GPU-Accelerated Algorithms for Compressed Signals Recovery with Application to Astronomical Imagery Deblurring
This work addresses bandwidth-efficient compression for astronomical data processing, though it is incremental as it builds on existing circulant matrix methods with GPU optimizations.
The paper tackled the problem of GPU memory constraints limiting the size and speed of compressed signal recovery in compressive sensing, achieving a tenfold speedup and enabling recovery of very large signals with limited memory.

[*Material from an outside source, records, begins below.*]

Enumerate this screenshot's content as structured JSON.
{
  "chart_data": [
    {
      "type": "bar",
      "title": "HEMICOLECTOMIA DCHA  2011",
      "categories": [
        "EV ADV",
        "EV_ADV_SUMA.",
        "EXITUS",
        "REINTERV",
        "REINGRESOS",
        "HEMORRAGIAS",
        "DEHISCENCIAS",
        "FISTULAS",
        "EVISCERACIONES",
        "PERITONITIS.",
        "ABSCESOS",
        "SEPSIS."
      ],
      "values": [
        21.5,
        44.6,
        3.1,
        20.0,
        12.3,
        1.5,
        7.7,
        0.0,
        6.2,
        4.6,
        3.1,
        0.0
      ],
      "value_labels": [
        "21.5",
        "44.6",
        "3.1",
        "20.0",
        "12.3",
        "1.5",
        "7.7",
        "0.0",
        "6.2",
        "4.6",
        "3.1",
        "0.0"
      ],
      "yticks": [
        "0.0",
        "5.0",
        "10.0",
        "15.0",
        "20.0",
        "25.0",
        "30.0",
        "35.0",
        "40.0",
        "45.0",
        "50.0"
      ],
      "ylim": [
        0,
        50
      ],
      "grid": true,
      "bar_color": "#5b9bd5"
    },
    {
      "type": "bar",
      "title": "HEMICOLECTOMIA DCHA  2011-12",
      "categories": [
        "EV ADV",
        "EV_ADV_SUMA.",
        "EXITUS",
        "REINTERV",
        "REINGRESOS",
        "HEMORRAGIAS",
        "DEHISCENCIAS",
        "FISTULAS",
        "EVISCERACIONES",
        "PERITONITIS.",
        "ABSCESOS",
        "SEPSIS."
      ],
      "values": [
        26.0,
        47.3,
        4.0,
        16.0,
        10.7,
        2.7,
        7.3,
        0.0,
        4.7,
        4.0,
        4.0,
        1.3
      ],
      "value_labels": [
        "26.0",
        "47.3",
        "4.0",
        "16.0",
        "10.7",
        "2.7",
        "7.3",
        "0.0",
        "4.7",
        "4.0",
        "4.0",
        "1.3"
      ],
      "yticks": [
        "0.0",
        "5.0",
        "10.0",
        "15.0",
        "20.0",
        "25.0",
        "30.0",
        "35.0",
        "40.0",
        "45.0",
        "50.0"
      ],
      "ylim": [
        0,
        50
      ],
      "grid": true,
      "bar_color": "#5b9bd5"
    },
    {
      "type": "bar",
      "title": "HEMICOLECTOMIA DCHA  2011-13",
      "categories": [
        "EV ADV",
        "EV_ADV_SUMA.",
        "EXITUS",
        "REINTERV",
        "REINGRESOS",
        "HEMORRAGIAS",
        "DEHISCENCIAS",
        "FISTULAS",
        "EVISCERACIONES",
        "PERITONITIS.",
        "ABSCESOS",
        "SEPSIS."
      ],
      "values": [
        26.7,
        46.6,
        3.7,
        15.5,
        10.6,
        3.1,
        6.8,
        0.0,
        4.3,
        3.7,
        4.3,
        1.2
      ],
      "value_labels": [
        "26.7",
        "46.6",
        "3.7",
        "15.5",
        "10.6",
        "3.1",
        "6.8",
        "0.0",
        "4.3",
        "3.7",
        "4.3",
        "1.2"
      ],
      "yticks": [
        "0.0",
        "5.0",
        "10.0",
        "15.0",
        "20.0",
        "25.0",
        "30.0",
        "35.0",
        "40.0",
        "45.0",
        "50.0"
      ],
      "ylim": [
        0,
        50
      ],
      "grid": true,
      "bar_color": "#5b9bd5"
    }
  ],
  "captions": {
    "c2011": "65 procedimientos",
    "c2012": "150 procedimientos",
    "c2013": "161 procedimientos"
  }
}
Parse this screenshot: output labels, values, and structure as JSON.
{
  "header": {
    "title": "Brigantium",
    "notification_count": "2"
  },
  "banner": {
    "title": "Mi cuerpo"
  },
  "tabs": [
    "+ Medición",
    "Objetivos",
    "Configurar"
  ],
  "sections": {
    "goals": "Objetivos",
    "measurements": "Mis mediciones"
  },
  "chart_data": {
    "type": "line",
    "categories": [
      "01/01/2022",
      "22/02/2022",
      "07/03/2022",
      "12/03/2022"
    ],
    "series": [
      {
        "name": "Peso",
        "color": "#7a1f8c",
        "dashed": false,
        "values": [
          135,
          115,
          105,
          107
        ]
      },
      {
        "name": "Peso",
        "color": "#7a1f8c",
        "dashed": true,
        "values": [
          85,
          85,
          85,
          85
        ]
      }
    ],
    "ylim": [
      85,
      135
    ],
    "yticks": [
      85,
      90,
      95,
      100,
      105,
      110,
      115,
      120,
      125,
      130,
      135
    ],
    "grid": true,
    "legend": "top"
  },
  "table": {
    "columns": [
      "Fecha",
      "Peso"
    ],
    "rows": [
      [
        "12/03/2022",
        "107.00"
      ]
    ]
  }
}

Compressive sensing promises to enable bandwidth-efficient on-board compression of astronomical data by lifting the encoding complexity from the source to the receiver. The signal is recovered off-line, exploiting GPUs parallel computation capabilities to speedup the reconstruction process. However, inherent GPU hardware constraints limit the size of the recoverable signal and the speedup practically achievable. In this work, we design parallel algorithms that exploit the properties of circulant matrices for efficient GPU-accelerated sparse signals recovery. Our approach reduces the memory requirements, allowing us to recover very large signals with limited memory. In addition, it achieves a tenfold signal recovery speedup thanks to ad-hoc parallelization of matrix-vector multiplications and matrix inversions. Finally, we practically demonstrate our algorithms in a typical application of circulant matrices: deblurring a sparse astronomical image in the compressed domain.